Some of the highs include my work being mentioned on Rafa Benitez's personal blog, being featured in an article by John Burn-Murdoch in the Daily Telegraph and receiving feedback from a large governing body that Sir Alex Ferguson was impressed by a piece of analysis I'd done for them "despite him not normally liking that football analytics sort of thing" 😆
I've also presented at three Opta Pro conferences, as well as writing a fourth presentation that somebody else gave there on my behalf.
There have been some lows as well. I don't think I'll ever forget the humiliating taxi ride back to the train station after pretty much being laughed out of the room at a Premier League football club. They were a mid-level team at the time and as part of a discussion about helping them with some work they challenged me to prove myself by recommending some attackers that were suitable transfer targets for them.
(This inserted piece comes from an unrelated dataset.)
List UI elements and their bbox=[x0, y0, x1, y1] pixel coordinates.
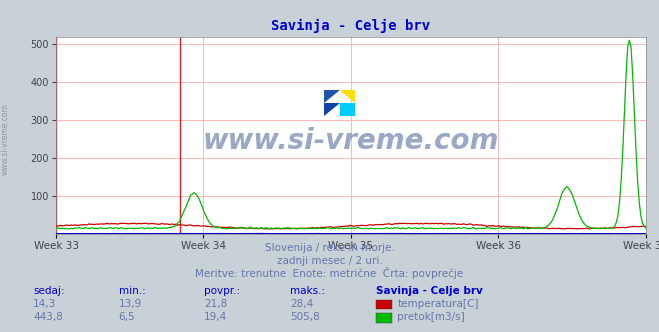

I enthusiastically made some suggestions based on a model I'd been developing and was laughed at by the entire room, who took great pleasure in telling me none of the suggestions would ever be good enough for the Premier League. They then cancelled the rest of the afternoon's meetings and I left for home never to be contacted by them again.
I can look back on it now with a wry smile but at the time I was quite upset as I'd taken a day off work, paid for an expensive train ticket and spent a lot of time preparing for the meeting only to be mocked. I think history is on my side though as all my suggestions went on to have much more successful careers than the player they signed1 😂
I released a new update to the penaltyblog python package last week, which adds in some new models and scrapers so keep an eye out on the blog for an article on those over the next few weeks.
After that, I've got a giant list of ideas to write about when I can find the time and data for them.
Here's to the next ten years of pena.lt/y/blog!
Because people are bound to ask, here's the players I recommended plus the teams they played for at the time:
Milik moved to Napoli later that year and Batshuayi moved to Chelsea. Fekir almost moved to Liverpool in 2018 but the deal fell through due to injury and Ben Yedder has had a highly successful career with Monaco and France.